Our Work

Research Priorities

The Long Covid Research Initiative has developed a comprehensive research program with the goal not only to understand if Long Covid patients still harbor the SARS-CoV-2 virus, but to determine what exactly the virus is doing to drive chronic disease. We will identify the virus’s effects on the immune system, and its impact on a wide range of processes such as blood clotting, nerve signaling, and cognitive function. 

The LCRI Research Program

The LCRI Research Program contains studies spanning the following topics:

  1. Tissue biopsy studies: designed to identify SARS-CoV-2, its proteins, and related changes to the immune and genetic landscape in intestinal, lung, lymph node, and other tissue samples collected from Long Covid patients.  
  2. Autopsy and imaging studies: designed to reveal the deep-tissue locations of SARS-CoV-2 reservoirs and ongoing antiviral T cell activity throughout the body and brain.
  3. Blood-based biomarker studies: designed to capture key metrics in blood such as spike protein or immune cell patterns that can infer the presence of SARS-CoV-2 in tissue, making diagnosis easier outside of research labs.
  4. Downstream consequences of persistence: designed to characterize a wide range of downstream effects of SARS-CoV-2 persistence including impacts on clotting, cerebrospinal fluid flow, neuroinflammation, and vagus nerve signaling.
  5. Impact on other pathogens and microbiome: designed to determine the extent to which SARS-CoV-2’s impact on the immune system facilitates the reactivation of other latent pathogens such as herpesviruses or the parasite Toxoplasma, and/or disrupts the delicate balance of the human microbiome.

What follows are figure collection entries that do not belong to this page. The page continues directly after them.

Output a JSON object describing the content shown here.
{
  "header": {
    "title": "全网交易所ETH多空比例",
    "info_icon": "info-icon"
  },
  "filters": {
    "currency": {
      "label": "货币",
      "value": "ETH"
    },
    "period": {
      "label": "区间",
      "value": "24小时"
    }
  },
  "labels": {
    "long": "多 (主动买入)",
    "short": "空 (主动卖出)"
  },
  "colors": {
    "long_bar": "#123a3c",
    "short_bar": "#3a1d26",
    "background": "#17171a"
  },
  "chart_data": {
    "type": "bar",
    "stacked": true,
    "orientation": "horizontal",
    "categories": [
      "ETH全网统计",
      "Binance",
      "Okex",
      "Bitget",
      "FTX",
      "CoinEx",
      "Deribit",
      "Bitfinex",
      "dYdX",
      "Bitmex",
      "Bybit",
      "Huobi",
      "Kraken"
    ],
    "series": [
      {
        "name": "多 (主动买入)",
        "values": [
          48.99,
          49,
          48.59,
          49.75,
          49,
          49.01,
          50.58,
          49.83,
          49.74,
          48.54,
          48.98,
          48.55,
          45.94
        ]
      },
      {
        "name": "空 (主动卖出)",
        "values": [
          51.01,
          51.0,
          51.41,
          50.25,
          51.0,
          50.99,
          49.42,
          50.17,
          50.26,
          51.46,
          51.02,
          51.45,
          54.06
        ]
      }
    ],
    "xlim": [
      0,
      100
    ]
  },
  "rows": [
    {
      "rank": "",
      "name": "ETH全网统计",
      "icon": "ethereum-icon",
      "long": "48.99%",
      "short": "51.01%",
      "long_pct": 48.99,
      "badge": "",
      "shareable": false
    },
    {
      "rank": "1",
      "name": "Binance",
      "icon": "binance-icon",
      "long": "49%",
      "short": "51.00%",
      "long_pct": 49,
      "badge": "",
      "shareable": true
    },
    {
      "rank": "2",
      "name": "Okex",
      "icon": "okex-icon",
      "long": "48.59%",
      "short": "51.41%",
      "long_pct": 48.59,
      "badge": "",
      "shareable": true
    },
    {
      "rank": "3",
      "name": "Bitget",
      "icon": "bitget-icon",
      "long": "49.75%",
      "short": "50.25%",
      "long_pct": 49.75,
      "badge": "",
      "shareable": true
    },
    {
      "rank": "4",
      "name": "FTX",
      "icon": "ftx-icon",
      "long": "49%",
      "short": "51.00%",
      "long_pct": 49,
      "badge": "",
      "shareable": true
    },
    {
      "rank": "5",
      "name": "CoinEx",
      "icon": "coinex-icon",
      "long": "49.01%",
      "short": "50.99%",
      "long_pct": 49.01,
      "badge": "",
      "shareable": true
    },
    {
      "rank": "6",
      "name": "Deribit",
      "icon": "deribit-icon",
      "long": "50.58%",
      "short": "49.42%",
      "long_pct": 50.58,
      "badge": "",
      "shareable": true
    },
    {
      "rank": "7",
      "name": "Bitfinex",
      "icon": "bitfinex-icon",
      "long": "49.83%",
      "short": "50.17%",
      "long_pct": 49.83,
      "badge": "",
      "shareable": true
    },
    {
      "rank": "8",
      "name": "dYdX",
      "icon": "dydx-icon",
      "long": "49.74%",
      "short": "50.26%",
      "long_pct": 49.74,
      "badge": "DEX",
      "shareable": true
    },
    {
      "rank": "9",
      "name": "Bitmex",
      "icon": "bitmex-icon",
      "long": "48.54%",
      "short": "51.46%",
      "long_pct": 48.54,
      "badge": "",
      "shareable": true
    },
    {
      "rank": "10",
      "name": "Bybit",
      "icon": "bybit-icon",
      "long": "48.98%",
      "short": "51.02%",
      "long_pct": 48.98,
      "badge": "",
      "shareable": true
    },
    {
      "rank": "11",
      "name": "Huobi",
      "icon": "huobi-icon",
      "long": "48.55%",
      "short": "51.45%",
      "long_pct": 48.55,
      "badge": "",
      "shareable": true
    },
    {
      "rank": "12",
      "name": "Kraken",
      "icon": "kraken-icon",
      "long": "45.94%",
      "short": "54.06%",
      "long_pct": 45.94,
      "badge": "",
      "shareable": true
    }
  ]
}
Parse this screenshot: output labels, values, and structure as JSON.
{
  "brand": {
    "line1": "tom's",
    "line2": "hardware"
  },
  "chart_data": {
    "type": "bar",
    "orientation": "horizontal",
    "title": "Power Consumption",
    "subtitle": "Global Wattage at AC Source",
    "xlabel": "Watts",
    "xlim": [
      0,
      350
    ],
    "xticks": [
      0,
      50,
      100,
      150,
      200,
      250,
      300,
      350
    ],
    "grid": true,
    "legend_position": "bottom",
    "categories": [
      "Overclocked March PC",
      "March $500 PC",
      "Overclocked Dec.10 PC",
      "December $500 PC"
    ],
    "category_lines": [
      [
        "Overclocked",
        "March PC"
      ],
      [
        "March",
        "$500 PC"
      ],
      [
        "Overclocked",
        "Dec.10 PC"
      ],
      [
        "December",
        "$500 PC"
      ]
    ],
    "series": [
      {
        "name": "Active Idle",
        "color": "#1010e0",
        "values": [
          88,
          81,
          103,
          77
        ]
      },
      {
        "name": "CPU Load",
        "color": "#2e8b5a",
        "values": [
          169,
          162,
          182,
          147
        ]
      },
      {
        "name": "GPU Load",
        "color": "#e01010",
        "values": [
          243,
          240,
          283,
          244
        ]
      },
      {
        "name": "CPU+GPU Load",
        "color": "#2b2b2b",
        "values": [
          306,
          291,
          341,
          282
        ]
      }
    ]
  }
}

These projects push the boundaries of how cutting-edge technologies can be used in the study of chronic disease. These include sequencing technologies like spatial transcriptomics that allow for a detailed understanding of immune activity near identified virus; whole-body PET imaging technologies that allow for visualization of SARS-CoV-2 in deep tissue reservoirs; and single nuclei RNA sequencing to characterize the landscape of tissue, blood vessel, and nervous system changes. 

The LCRI Clinical Trials Program

Our Clinical Trials Program will build on the findings of the Research Program to identify a pipeline of therapeutics that LCRI will position into clinical trials. Candidate therapeutics include SARS-CoV-2 antivirals, immunomodulators, targeted anticoagulants, and microbiome-based therapeutics. We will draw on the patient community to communicate the urgent need for rapid clinical trials to regulatory agencies and pharmaceutical companies.

What Makes our Approach Unique?

  • A research team of leading experts working collaboratively and across institutions to execute a coordinated research program. 
  • Treating patients is our priority. Our goal is to find effective treatments for those suffering, and everything we do works towards this aim. 
  • A focus on the root cause. We will identify and treat the drivers of the disease, not just the symptoms.
  • Less bureaucracy. Researchers often spend half of their time on grant applications. We will break this model of medical research by engaging private funders and working as a lean organization to move fast.
  • An operating model with the urgency and pragmatism of a startup. LCRI brings cross-institution collaboration, an innovative trials program, and high levels of patient engagement.

The Big Picture

We stand at an important moment in time. Viruses beyond SARS-CoV-2 – such as Epstein-Barr Virus and the enteroviruses – are increasingly implicated in a growing number of chronic conditions, including ME/CFS, multiple sclerosis, Parkinson’s, and Alzheimer’s disease. Bacterial pathogens such as Borrelia burgdorferi (Lyme disease) are also increasingly connected to the development of chronic disease symptoms. Persistent viral or bacterial activity may even play a role in the human aging process, positioning this work at the center of longevity research. We will iterate the LCRI collaborative infrastructure and cutting-edge technologies toward the study of pathogen activity in these related conditions. This could usher in an era in which antivirals, immunotherapies, and related therapeutics become treatment possibilities for millions of patients across the globe.